Aminoglycosides: A New Mechanism for an Old Problem
The findings also reframe a longstanding clinical mystery. Aminoglycoside antibiotics - drugs like gentamicin and streptomycin, which are widely used to treat serious bacterial infections - are known to damage hearing as a side effect. The standard explanation has been that they block the ion channel function of TMC proteins in hair cells.
Hubert Lee, a postdoctoral fellow in Ballesteros's lab and co-first author of the study, found evidence pointing in a different direction. In intact hair cells, aminoglycosides appear to activate the scramblase function of TMC proteins, triggering the same membrane asymmetry collapse seen in genetic mutations. "What we're seeing now is that in the chaotic environment of the living hair cell, these drugs act as potent disruptors, triggering a collapse of membrane asymmetry," Lee said.
The picture is complicated by the fact that when the team studied purified TMC proteins in reconstituted membrane systems - outside the cell - the proteins appeared indifferent to aminoglycosides. This suggests other factors, such as specific lipid compositions found only in hair cell membranes, or protein partners that are present in the cell but absent in the reconstituted system, are necessary for the drugs to activate the scramblase pathway.

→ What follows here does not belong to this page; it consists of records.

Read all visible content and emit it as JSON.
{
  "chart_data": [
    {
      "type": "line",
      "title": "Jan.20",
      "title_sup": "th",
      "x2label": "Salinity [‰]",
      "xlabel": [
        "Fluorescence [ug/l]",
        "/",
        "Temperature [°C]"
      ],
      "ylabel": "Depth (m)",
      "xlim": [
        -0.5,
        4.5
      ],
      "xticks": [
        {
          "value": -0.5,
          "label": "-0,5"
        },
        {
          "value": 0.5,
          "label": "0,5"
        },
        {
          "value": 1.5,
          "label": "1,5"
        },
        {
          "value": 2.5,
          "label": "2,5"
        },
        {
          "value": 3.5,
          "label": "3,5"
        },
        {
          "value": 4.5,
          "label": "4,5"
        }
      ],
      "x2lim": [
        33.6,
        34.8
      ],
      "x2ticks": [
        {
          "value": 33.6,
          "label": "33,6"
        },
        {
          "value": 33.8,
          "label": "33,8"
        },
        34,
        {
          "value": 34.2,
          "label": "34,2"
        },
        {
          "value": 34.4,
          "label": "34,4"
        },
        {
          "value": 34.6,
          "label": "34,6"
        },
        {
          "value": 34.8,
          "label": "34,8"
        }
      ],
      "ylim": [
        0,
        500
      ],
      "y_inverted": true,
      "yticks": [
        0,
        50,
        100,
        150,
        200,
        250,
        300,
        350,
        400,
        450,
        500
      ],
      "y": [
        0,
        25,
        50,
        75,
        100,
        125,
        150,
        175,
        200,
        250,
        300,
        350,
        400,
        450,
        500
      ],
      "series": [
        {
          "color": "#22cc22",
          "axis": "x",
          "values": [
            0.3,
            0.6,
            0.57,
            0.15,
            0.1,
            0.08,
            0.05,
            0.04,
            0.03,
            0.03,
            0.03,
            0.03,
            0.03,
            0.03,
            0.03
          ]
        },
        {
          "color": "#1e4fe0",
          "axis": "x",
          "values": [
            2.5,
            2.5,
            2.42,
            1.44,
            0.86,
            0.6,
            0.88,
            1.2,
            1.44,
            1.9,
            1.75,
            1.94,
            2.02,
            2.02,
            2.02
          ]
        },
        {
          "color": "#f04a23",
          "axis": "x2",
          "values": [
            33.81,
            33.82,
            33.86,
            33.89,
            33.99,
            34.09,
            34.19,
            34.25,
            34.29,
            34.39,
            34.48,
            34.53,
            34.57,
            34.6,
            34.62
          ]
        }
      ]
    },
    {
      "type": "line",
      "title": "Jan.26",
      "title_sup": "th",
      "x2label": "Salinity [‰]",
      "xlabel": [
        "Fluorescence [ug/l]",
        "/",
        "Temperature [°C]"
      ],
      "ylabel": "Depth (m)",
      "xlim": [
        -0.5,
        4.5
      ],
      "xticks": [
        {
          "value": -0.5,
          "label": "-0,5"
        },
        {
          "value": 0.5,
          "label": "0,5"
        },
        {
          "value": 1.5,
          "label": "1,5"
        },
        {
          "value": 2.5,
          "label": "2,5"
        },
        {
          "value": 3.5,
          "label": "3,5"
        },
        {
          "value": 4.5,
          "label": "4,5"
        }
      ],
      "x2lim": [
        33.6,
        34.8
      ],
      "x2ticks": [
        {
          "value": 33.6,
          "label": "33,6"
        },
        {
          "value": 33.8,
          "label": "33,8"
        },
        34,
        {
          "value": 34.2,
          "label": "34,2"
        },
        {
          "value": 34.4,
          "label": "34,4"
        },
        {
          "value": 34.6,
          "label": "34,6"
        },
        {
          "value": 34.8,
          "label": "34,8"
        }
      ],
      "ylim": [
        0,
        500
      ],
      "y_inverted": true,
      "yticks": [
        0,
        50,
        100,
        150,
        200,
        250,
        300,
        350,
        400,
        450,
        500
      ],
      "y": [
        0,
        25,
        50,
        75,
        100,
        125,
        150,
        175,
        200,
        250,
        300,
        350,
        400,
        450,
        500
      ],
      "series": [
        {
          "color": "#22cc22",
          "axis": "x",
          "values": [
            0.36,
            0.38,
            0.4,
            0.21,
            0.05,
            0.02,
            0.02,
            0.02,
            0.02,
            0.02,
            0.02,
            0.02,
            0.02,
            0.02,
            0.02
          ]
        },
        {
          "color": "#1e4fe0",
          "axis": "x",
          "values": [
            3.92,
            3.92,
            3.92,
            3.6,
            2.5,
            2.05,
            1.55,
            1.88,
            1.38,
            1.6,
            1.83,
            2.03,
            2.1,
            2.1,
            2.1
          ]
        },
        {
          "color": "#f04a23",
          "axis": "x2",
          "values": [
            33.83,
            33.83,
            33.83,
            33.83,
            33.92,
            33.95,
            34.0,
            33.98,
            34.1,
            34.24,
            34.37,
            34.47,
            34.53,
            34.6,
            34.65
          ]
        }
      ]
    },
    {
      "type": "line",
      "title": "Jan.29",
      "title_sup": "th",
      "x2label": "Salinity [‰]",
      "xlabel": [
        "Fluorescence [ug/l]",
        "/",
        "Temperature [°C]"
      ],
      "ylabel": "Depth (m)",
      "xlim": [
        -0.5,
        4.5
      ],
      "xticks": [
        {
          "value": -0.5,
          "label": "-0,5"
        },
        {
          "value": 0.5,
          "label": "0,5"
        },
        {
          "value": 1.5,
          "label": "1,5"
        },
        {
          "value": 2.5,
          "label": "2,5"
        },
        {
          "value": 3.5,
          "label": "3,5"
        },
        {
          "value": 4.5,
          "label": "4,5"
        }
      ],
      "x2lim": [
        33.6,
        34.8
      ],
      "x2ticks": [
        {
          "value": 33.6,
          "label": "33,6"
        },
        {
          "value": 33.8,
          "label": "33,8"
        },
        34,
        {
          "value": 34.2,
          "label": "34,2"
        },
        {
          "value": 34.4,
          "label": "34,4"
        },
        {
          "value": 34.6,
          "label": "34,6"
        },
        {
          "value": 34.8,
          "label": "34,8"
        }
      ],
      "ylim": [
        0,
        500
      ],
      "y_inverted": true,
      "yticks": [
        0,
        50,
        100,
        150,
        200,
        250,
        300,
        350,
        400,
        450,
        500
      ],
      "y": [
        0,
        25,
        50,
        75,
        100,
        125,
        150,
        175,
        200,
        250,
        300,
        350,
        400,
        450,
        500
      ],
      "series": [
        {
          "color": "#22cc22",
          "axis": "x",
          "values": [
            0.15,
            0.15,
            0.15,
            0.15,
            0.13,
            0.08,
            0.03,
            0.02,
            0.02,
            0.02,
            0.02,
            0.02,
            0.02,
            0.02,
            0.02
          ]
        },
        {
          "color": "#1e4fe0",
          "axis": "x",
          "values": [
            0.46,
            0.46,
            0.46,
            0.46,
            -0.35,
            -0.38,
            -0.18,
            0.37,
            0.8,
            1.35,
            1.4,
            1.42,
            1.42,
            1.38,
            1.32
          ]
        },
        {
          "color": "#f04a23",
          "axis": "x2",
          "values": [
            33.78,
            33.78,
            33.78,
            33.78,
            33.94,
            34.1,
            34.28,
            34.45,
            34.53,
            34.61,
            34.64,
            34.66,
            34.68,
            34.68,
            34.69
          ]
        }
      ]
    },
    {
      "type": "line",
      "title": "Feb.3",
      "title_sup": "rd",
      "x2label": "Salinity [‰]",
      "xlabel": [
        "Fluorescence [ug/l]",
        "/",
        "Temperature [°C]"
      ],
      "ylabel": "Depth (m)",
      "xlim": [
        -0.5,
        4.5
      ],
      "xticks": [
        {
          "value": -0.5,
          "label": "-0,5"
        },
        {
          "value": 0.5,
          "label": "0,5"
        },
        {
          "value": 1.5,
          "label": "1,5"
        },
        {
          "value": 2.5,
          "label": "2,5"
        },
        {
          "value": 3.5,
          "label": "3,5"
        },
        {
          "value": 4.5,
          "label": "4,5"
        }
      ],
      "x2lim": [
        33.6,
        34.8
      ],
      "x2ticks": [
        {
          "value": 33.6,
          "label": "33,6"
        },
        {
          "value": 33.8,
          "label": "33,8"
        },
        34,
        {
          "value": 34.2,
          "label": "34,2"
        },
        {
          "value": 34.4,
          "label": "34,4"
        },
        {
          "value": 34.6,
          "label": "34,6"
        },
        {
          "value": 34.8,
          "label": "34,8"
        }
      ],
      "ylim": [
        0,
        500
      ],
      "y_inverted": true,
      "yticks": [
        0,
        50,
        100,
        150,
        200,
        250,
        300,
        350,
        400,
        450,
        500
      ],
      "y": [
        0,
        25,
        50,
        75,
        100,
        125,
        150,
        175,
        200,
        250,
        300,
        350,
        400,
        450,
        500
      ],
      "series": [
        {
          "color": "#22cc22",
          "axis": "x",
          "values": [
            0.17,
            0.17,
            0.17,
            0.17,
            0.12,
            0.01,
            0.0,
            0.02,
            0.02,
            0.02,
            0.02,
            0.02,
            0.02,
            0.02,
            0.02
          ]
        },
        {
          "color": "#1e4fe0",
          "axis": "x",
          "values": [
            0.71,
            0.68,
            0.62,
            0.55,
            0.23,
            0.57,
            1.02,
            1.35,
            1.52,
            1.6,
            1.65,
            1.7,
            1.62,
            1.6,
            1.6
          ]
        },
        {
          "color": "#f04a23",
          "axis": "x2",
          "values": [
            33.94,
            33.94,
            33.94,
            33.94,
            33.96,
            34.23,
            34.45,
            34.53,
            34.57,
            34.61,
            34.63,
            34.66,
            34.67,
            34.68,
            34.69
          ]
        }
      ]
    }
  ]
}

Cholesterol as a Potential Target
The team also found that scramblase activity in TMC proteins depends on cholesterol levels in the membrane. This dependency is potentially significant: cholesterol is a known regulator of membrane physical properties and is itself influenced by diet and metabolism. If the scramblase pathway is cholesterol-dependent, then interventions targeting membrane cholesterol composition might offer a route to protecting hair cells from either genetic mutations or ototoxic drugs.
"If we understand the mechanism by which these drugs activate the scramblase, we might be able to design new drugs that lack this effect," said Yein Christina Park, a graduate student at the NIH-JHU program and co-first author of the work. "We could potentially have antibiotics that don't cause permanent hearing loss."
These possibilities remain speculative and face significant obstacles. The finding that aminoglycosides activate the scramblase only in intact cells, and not in reconstituted systems, suggests the full mechanism is complex and not yet fully understood. Mouse models, while informative, do not always translate directly to human hearing biology. And the therapeutic path from a mechanistic finding in hair cells to a drug that protects against ototoxicity is long. Still, identifying the membrane regulatory function of TMC proteins as a central driver of hair cell death gives researchers a concrete new target to investigate.